Texte intégral
P. Weil.- Aujourd'hui, on fait le point sur la rentrée diplomatique. B. Kouchner, le ministre des Affaires étrangères, sera entendu demain, avec le ministre de la Défense, H. Morin, par les commissions de la Défense et des Affaires étrangères de l'Assemblée nationale, après la mort de dix soldats français en Afghanistan. Et le 1er septembre, réunion extraordinaire d'un Conseil européen des chefs d'Etats et de gouvernements sur la Géorgie à Bruxelles. B. Kouchner, bonjour, vous êtes à Beyrouth, au téléphone. D'abord, pourquoi cette réunion d'un Conseil européen extraordinaire à Bruxelles sur la Géorgie le 1er septembre ?

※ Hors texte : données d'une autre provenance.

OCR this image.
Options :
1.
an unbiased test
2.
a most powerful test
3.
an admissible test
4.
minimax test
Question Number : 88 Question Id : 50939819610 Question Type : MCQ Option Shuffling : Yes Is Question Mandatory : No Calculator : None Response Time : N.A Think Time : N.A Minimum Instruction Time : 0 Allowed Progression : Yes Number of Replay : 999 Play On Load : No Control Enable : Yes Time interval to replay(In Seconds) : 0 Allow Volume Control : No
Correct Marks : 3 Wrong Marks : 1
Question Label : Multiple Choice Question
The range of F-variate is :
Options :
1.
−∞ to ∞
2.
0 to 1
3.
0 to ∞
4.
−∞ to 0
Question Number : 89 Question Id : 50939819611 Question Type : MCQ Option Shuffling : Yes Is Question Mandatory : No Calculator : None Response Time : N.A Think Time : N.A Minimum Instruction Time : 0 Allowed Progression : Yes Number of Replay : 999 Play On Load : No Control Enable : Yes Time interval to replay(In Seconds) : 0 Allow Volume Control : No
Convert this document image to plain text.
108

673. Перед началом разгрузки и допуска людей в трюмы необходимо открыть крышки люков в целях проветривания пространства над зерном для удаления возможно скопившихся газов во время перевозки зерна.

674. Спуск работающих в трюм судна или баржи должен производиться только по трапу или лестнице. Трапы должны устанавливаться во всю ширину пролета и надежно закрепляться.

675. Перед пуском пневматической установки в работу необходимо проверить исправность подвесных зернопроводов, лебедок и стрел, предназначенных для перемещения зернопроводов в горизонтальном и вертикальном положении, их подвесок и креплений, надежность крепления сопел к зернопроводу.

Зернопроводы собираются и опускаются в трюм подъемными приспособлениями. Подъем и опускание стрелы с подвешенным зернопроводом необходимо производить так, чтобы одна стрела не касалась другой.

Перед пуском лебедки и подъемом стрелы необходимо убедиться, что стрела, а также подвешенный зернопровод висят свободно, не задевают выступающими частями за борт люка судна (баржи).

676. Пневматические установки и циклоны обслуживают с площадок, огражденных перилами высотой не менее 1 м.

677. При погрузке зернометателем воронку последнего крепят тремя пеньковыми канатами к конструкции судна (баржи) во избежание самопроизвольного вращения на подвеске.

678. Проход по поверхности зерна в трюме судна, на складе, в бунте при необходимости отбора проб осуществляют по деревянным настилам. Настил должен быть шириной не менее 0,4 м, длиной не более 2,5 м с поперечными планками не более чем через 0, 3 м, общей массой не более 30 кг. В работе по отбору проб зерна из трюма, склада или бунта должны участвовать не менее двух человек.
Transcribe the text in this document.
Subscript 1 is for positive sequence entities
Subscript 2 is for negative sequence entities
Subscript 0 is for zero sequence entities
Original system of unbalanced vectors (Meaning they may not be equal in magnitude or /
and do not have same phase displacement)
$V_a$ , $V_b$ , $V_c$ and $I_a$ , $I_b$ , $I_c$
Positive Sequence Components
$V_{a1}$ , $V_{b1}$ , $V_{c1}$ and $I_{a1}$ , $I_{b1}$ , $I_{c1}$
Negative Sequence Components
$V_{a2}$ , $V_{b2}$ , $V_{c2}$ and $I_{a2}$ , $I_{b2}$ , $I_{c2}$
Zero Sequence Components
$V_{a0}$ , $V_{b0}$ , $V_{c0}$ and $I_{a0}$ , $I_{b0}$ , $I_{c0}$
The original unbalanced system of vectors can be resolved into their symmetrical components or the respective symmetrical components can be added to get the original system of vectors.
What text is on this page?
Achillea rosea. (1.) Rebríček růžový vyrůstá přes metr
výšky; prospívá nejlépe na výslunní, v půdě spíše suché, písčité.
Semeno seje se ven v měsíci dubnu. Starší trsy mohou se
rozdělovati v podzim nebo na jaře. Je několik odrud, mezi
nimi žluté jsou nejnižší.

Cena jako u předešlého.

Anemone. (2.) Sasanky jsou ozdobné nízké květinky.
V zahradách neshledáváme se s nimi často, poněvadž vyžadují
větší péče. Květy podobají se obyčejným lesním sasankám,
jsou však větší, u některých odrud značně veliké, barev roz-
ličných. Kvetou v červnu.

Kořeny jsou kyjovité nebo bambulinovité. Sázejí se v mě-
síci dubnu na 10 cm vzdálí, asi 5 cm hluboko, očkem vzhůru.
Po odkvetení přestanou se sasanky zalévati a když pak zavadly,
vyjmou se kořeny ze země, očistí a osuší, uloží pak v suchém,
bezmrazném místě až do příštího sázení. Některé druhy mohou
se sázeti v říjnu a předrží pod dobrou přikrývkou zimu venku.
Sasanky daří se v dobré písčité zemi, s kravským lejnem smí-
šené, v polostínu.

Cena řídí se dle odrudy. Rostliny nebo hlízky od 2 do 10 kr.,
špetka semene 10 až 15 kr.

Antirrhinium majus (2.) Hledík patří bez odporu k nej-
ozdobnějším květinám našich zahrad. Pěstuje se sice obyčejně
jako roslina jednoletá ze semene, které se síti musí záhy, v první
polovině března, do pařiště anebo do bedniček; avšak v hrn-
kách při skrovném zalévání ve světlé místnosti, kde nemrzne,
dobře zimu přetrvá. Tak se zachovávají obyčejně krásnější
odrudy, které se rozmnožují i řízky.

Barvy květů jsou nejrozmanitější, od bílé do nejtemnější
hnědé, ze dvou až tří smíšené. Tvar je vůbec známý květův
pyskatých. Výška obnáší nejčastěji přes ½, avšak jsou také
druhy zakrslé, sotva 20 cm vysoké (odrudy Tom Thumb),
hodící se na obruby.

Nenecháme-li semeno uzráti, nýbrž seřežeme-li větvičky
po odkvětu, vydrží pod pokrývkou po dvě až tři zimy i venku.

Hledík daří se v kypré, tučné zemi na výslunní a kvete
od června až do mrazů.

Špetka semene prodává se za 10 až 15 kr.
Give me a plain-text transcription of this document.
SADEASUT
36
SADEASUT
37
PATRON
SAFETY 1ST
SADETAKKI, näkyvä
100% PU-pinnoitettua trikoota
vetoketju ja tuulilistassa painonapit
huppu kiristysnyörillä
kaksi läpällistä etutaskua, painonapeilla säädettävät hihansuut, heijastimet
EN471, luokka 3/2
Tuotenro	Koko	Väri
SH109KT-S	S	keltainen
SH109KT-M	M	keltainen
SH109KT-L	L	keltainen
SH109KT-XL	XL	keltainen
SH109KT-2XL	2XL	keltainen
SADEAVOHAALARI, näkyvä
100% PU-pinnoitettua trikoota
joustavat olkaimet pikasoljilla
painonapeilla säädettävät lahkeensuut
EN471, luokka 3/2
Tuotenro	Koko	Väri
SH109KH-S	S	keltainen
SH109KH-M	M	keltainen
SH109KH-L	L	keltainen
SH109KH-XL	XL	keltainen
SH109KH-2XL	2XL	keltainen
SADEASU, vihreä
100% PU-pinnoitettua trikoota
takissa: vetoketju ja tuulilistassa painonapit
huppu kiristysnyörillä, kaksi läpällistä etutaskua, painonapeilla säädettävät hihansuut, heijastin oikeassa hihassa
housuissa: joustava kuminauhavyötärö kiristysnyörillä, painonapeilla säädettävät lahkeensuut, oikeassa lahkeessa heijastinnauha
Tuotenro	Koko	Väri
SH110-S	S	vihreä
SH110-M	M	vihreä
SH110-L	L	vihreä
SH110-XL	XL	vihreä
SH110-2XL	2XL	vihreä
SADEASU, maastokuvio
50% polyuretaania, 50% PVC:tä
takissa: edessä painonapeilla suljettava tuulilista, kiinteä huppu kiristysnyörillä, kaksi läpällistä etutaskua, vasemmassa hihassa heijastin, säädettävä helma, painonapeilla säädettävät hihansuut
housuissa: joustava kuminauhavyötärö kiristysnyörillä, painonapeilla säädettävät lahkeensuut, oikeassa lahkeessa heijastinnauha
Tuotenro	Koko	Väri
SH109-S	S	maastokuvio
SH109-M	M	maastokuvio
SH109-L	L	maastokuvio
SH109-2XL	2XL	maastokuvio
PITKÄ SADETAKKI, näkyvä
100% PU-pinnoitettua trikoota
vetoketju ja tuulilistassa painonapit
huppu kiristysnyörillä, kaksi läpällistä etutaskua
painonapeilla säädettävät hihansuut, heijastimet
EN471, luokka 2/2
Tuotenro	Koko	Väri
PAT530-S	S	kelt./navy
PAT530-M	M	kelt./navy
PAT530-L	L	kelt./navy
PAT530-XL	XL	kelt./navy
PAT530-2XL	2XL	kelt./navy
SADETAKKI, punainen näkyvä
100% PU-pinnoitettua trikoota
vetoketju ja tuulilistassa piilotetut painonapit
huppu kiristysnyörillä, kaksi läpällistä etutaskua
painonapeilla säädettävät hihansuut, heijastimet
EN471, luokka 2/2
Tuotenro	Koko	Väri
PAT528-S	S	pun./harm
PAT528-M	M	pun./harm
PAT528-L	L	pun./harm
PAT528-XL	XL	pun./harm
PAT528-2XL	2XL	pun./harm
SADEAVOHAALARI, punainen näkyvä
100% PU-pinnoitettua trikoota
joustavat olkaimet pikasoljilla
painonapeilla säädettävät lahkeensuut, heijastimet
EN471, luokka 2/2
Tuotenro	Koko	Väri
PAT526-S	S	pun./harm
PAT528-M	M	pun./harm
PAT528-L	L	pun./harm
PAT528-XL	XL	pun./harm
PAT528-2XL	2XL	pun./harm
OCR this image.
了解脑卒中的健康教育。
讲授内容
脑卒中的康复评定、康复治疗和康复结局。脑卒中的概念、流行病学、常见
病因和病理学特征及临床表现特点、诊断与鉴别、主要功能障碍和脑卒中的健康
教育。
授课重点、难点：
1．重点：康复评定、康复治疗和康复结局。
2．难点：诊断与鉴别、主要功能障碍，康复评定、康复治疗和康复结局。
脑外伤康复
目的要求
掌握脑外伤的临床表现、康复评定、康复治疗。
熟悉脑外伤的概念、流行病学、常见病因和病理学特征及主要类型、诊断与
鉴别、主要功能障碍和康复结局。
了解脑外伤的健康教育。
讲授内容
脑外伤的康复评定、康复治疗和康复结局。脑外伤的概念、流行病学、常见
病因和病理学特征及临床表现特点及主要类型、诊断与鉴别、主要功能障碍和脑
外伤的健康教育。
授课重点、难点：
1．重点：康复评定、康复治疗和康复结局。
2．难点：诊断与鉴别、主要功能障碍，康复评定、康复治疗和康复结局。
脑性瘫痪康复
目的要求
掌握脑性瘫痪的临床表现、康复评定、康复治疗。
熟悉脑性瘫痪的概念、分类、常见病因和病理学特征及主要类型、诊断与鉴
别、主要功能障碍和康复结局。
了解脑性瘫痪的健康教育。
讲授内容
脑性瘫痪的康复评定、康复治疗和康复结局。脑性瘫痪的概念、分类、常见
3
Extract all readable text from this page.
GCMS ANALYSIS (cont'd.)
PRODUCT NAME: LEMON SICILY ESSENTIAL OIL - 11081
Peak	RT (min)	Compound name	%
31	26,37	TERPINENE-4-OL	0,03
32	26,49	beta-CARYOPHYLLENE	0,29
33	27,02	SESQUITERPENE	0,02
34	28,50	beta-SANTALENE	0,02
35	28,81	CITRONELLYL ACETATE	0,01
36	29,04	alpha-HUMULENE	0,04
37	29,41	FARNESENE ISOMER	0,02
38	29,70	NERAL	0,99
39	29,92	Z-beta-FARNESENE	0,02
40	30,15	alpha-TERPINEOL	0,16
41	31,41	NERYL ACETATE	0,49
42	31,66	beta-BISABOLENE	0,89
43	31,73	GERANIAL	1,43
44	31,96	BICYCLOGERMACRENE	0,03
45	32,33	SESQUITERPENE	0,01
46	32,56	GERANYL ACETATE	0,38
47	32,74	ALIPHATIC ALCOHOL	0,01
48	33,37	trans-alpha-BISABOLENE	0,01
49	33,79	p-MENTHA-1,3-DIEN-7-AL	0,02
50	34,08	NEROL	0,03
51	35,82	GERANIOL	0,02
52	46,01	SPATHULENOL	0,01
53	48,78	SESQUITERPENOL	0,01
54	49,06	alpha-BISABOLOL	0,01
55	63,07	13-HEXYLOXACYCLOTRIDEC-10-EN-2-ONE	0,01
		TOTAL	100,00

Il s'agit de rendre compte aux 26 pays, d'abord, évidemment, de ce qui s'est passé en Géorgie et l'attitude de la présidence française au nom de l'Union. Il y a déjà eu une réunion des ministres des Affaires étrangères le 13 août et des conclusions ont été tirées et que nous essayons de mettre en application. [Il s'agit] de faire le point sur le retrait des troupes russes de Géorgie et puis de parler évidemment de l'avenir, car les cinquième et sixième point parlaient d'avenir, sixième point du document que nous avons fait signer à la fois par la Russie et la Géorgie et il va falloir régler politiquement les choses, ce qui prendra du temps car la secousse a été grande.
La Russie n'est-elle pas en train d'annexer une partie de la Géorgie ? Elle ne se retire pas de la Géorgie ?
Non, elle se retire de la Géorgie. Il y a une manière de corridor où elle patrouille et il faut aussi contrôler cela, c'est-à-dire qu'il nous faudra - et ce sera plus facile après cette réunion des chefs d'Etats - envoyer des observateurs, par l'intermédiaire de l'OSCE, mais également des observateurs de l'Union européenne, afin que, non seulement on contrôle la mise en application de l'accord, mais on parle de l'avenir, c'est évident. Nous avons évité le pire en obtenant un cessez-le-feu et le retrait de l'immense majorité des troupes russes, mais il reste des problèmes, vous avez raison.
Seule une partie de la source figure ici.